"O Jornal", 25 de janeiro de 1935 – "Diário de S. Paulo", 26 de janeiro 1935
Erro imperdoável
Foi apresentado à Câmara dos Deputados um projeto de lei que propõe o reatamento de nossas relações diplomáticas com a Rússia Soviética. É mais uma tentativa que se faz no sentido de uma aproximação soviético-brasileira. Esperamos que o bom senso de nossa gente nos livre, ainda desta vez, de um erro diplomático que, sobre ser de problemática vantagem comercial, acarretará certamente, para o Brasil, funestíssimos prejuízos de ordem interna.
É flagrante a inoportunidade da medida proposta. Ainda está quente o sangue vertido no largo da Sé em São Paulo, em Bauru, em Itajubá, por defensores da ordem golpeados, no cumprimento do dever, por agitadores comunistas. Não é um distúrbio isolado, mas são três conflitos gravíssimos, que vêm manifestar a intensidade de uma propaganda que já mostra suas garras até no interior do País, em plena roça de São Paulo e de Minas. E não é só nestes três lugares que a propaganda soviética estende seus tentáculos. Informações que nos vêm de toda a parte provam que é de norte a sul que se trabalha e se conspira contra a ordem social, procurando aproveitar as dificuldades financeiras do momento presente, como pretexto para greves e agitações em que se percebe facilmente a ação do levedo de Moscou. É ainda recentíssimo o caso dos Correios, em que funcionários indisciplinados, alegando motivos parcialmente justos, tiveram a inconcebível audácia de se pôr em greve contra o próprio Estado, rugindo em todos os tons sua indignação, a despeito da intervenção tímida e conciliatória das autoridades.
O que há de perigoso e de prejudicial em tais perturbações, exatamente no momento em que o Brasil procura normalizar sua vida constitucional, refazendo-se dos abalos de quatro anos de regime discricionário, qualquer pessoa de bom senso mediano poderá dizê-lo.

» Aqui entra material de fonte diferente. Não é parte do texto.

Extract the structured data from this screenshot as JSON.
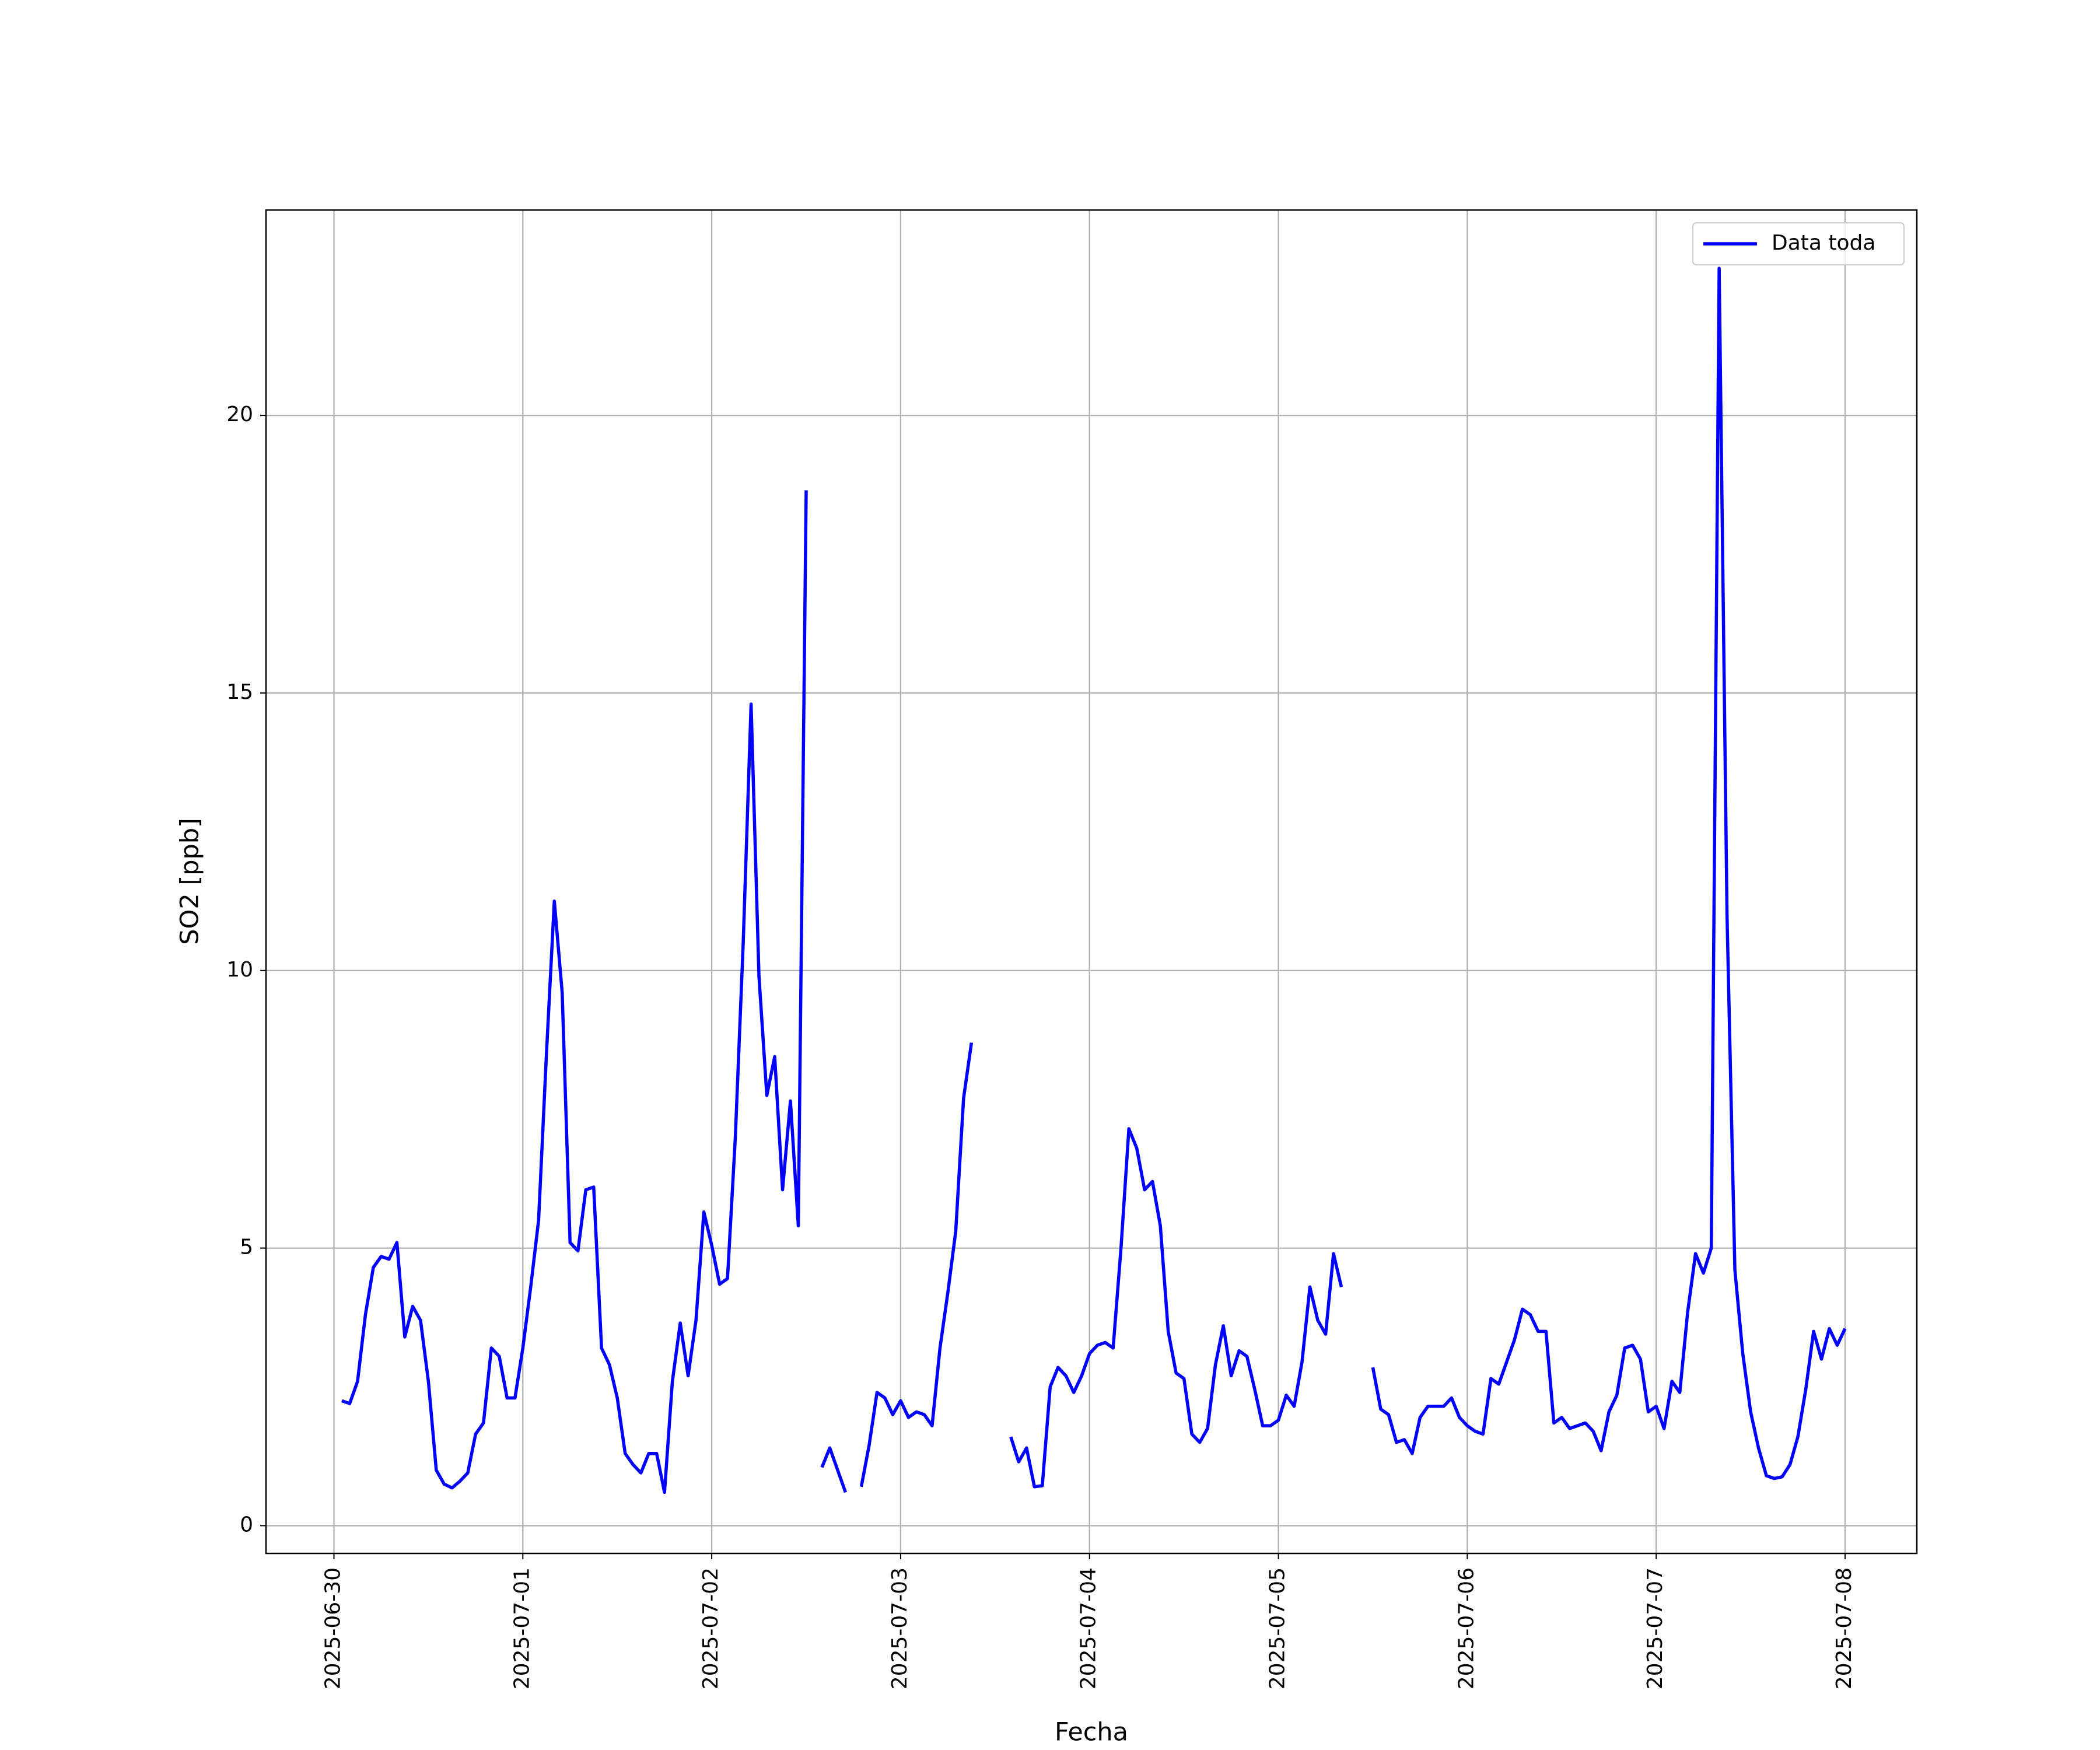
{
  "chart_data": {
    "type": "line",
    "xlabel": "Fecha",
    "ylabel": "SO2 [ppb]",
    "x": [
      "2025-06-30T01:00",
      "2025-06-30T02:00",
      "2025-06-30T03:00",
      "2025-06-30T04:00",
      "2025-06-30T05:00",
      "2025-06-30T06:00",
      "2025-06-30T07:00",
      "2025-06-30T08:00",
      "2025-06-30T09:00",
      "2025-06-30T10:00",
      "2025-06-30T11:00",
      "2025-06-30T12:00",
      "2025-06-30T13:00",
      "2025-06-30T14:00",
      "2025-06-30T15:00",
      "2025-06-30T16:00",
      "2025-06-30T17:00",
      "2025-06-30T18:00",
      "2025-06-30T19:00",
      "2025-06-30T20:00",
      "2025-06-30T21:00",
      "2025-06-30T22:00",
      "2025-06-30T23:00",
      "2025-07-01T00:00",
      "2025-07-01T01:00",
      "2025-07-01T02:00",
      "2025-07-01T03:00",
      "2025-07-01T04:00",
      "2025-07-01T05:00",
      "2025-07-01T06:00",
      "2025-07-01T07:00",
      "2025-07-01T08:00",
      "2025-07-01T09:00",
      "2025-07-01T10:00",
      "2025-07-01T11:00",
      "2025-07-01T12:00",
      "2025-07-01T13:00",
      "2025-07-01T14:00",
      "2025-07-01T15:00",
      "2025-07-01T16:00",
      "2025-07-01T17:00",
      "2025-07-01T18:00",
      "2025-07-01T19:00",
      "2025-07-01T20:00",
      "2025-07-01T21:00",
      "2025-07-01T22:00",
      "2025-07-01T23:00",
      "2025-07-02T00:00",
      "2025-07-02T01:00",
      "2025-07-02T02:00",
      "2025-07-02T03:00",
      "2025-07-02T04:00",
      "2025-07-02T05:00",
      "2025-07-02T06:00",
      "2025-07-02T07:00",
      "2025-07-02T08:00",
      "2025-07-02T09:00",
      "2025-07-02T10:00",
      "2025-07-02T11:00",
      "2025-07-02T12:00",
      "2025-07-02T13:00",
      "2025-07-02T14:00",
      "2025-07-02T15:00",
      "2025-07-02T16:00",
      "2025-07-02T17:00",
      "2025-07-02T18:00",
      "2025-07-02T19:00",
      "2025-07-02T20:00",
      "2025-07-02T21:00",
      "2025-07-02T22:00",
      "2025-07-02T23:00",
      "2025-07-03T00:00",
      "2025-07-03T01:00",
      "2025-07-03T02:00",
      "2025-07-03T03:00",
      "2025-07-03T04:00",
      "2025-07-03T05:00",
      "2025-07-03T06:00",
      "2025-07-03T07:00",
      "2025-07-03T08:00",
      "2025-07-03T09:00",
      "2025-07-03T10:00",
      "2025-07-03T11:00",
      "2025-07-03T12:00",
      "2025-07-03T13:00",
      "2025-07-03T14:00",
      "2025-07-03T15:00",
      "2025-07-03T16:00",
      "2025-07-03T17:00",
      "2025-07-03T18:00",
      "2025-07-03T19:00",
      "2025-07-03T20:00",
      "2025-07-03T21:00",
      "2025-07-03T22:00",
      "2025-07-03T23:00",
      "2025-07-04T00:00",
      "2025-07-04T01:00",
      "2025-07-04T02:00",
      "2025-07-04T03:00",
      "2025-07-04T04:00",
      "2025-07-04T05:00",
      "2025-07-04T06:00",
      "2025-07-04T07:00",
      "2025-07-04T08:00",
      "2025-07-04T09:00",
      "2025-07-04T10:00",
      "2025-07-04T11:00",
      "2025-07-04T12:00",
      "2025-07-04T13:00",
      "2025-07-04T14:00",
      "2025-07-04T15:00",
      "2025-07-04T16:00",
      "2025-07-04T17:00",
      "2025-07-04T18:00",
      "2025-07-04T19:00",
      "2025-07-04T20:00",
      "2025-07-04T21:00",
      "2025-07-04T22:00",
      "2025-07-04T23:00",
      "2025-07-05T00:00",
      "2025-07-05T01:00",
      "2025-07-05T02:00",
      "2025-07-05T03:00",
      "2025-07-05T04:00",
      "2025-07-05T05:00",
      "2025-07-05T06:00",
      "2025-07-05T07:00",
      "2025-07-05T08:00",
      "2025-07-05T09:00",
      "2025-07-05T10:00",
      "2025-07-05T11:00",
      "2025-07-05T12:00",
      "2025-07-05T13:00",
      "2025-07-05T14:00",
      "2025-07-05T15:00",
      "2025-07-05T16:00",
      "2025-07-05T17:00",
      "2025-07-05T18:00",
      "2025-07-05T19:00",
      "2025-07-05T20:00",
      "2025-07-05T21:00",
      "2025-07-05T22:00",
      "2025-07-05T23:00",
      "2025-07-06T00:00",
      "2025-07-06T01:00",
      "2025-07-06T02:00",
      "2025-07-06T03:00",
      "2025-07-06T04:00",
      "2025-07-06T05:00",
      "2025-07-06T06:00",
      "2025-07-06T07:00",
      "2025-07-06T08:00",
      "2025-07-06T09:00",
      "2025-07-06T10:00",
      "2025-07-06T11:00",
      "2025-07-06T12:00",
      "2025-07-06T13:00",
      "2025-07-06T14:00",
      "2025-07-06T15:00",
      "2025-07-06T16:00",
      "2025-07-06T17:00",
      "2025-07-06T18:00",
      "2025-07-06T19:00",
      "2025-07-06T20:00",
      "2025-07-06T21:00",
      "2025-07-06T22:00",
      "2025-07-06T23:00",
      "2025-07-07T00:00",
      "2025-07-07T01:00",
      "2025-07-07T02:00",
      "2025-07-07T03:00",
      "2025-07-07T04:00",
      "2025-07-07T05:00",
      "2025-07-07T06:00",
      "2025-07-07T07:00",
      "2025-07-07T08:00",
      "2025-07-07T09:00",
      "2025-07-07T10:00",
      "2025-07-07T11:00",
      "2025-07-07T12:00",
      "2025-07-07T13:00",
      "2025-07-07T14:00",
      "2025-07-07T15:00",
      "2025-07-07T16:00",
      "2025-07-07T17:00",
      "2025-07-07T18:00",
      "2025-07-07T19:00",
      "2025-07-07T20:00",
      "2025-07-07T21:00",
      "2025-07-07T22:00",
      "2025-07-07T23:00",
      "2025-07-08T00:00"
    ],
    "series": [
      {
        "name": "Data toda",
        "color": "#0000ff",
        "values": [
          2.25,
          2.2,
          2.6,
          3.8,
          4.65,
          4.85,
          4.8,
          5.1,
          3.4,
          3.95,
          3.7,
          2.6,
          1.0,
          0.75,
          0.68,
          0.8,
          0.95,
          1.65,
          1.85,
          3.2,
          3.05,
          2.3,
          2.3,
          3.2,
          4.3,
          5.5,
          8.5,
          11.25,
          9.6,
          5.1,
          4.95,
          6.05,
          6.1,
          3.2,
          2.9,
          2.3,
          1.3,
          1.1,
          0.95,
          1.3,
          1.3,
          0.6,
          2.6,
          3.65,
          2.7,
          3.7,
          5.65,
          5.05,
          4.35,
          4.45,
          7.0,
          10.5,
          14.8,
          9.9,
          7.75,
          8.45,
          6.05,
          7.65,
          5.4,
          18.65,
          null,
          1.05,
          1.4,
          1.0,
          0.6,
          null,
          0.7,
          1.45,
          2.4,
          2.3,
          2.0,
          2.25,
          1.95,
          2.05,
          2.0,
          1.8,
          3.2,
          4.2,
          5.3,
          7.7,
          8.7,
          null,
          null,
          null,
          null,
          1.6,
          1.15,
          1.4,
          0.7,
          0.72,
          2.5,
          2.85,
          2.7,
          2.4,
          2.7,
          3.1,
          3.25,
          3.3,
          3.2,
          5.0,
          7.15,
          6.8,
          6.05,
          6.2,
          5.4,
          3.5,
          2.75,
          2.65,
          1.65,
          1.5,
          1.75,
          2.9,
          3.6,
          2.7,
          3.15,
          3.05,
          2.45,
          1.8,
          1.8,
          1.9,
          2.35,
          2.15,
          2.95,
          4.3,
          3.7,
          3.45,
          4.9,
          4.3,
          null,
          null,
          null,
          2.85,
          2.1,
          2.0,
          1.5,
          1.55,
          1.3,
          1.95,
          2.15,
          2.15,
          2.15,
          2.3,
          1.95,
          1.8,
          1.7,
          1.65,
          2.65,
          2.55,
          2.95,
          3.35,
          3.9,
          3.8,
          3.5,
          3.5,
          1.85,
          1.95,
          1.75,
          1.8,
          1.85,
          1.7,
          1.35,
          2.05,
          2.35,
          3.2,
          3.25,
          3.0,
          2.05,
          2.15,
          1.75,
          2.6,
          2.4,
          3.85,
          4.9,
          4.55,
          5.0,
          22.65,
          11.0,
          4.6,
          3.1,
          2.05,
          1.4,
          0.9,
          0.85,
          0.88,
          1.1,
          1.6,
          2.45,
          3.5,
          3.0,
          3.55,
          3.25,
          3.55
        ]
      }
    ],
    "xlim": [
      "2025-06-29T15:22",
      "2025-07-08T09:07"
    ],
    "xticks": [
      "2025-06-30",
      "2025-07-01",
      "2025-07-02",
      "2025-07-03",
      "2025-07-04",
      "2025-07-05",
      "2025-07-06",
      "2025-07-07",
      "2025-07-08"
    ],
    "ylim": [
      -0.5,
      23.7
    ],
    "yticks": [
      0,
      5,
      10,
      15,
      20
    ],
    "grid": true,
    "legend": "upper right"
  }
}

Estamos em situação econômica precária. Os erros acumulados de há muito estão fazendo explodir agora suas conseqüências funestas e numerosas. Ainda há dias, vimo-nos forçados – sabe Deus com que prejuízo para nosso renome – a suspender em parte, os pagamentos de nossa dívida externa. Nossa situação financeira é das mais melindrosas. Nossa situação política está longe de ser tranqüilizadora. Como qualquer doente, o Brasil precisa, para se restabelecer, de um ambiente calmo, em que se possam desenvolver livremente as atividades produtoras do nosso corpo social. A propaganda extremista que se infiltra entre nós, favorecida por uma Constituição exageradamente liberal, constitui, sob este aspecto, um perigo particularmente digno de medidas acautelatórias.
E é precisamente agora, que se cogita de reatar as relações comerciais... com a potência que, por intermédio de agentes largamente remunerados, vem soprar entre nós o vento mortal da discórdia de classes!
Não acreditamos, porém, que a Câmara dos Deputados aprove o projeto. Depois de ter construído o edifício constitucional, irá nosso Legislativo, com suas próprias mãos, abrir as portas aos semeadores de dinamite, que desejam fazê-lo saltar? Seria a maior das incoerências. Há, na Câmara atual, uma grande corrente de defensores de nossas tradições e de nossa terra, que se oporia irredutivelmente à aprovação do projeto. Entre os próprios auxiliares do Sr. Getúlio Vargas, são numerosos os defensores decididos de nossa ordem social, e há mesmo alguns que são católicos declarados. O momento exige que todos estes elementos se ponham a campo. Não é crível que tanta gente que manifesta boas intenções se deixe seduzir pela miragem da venda de alguns quilos de café ou de açúcar à Rússia!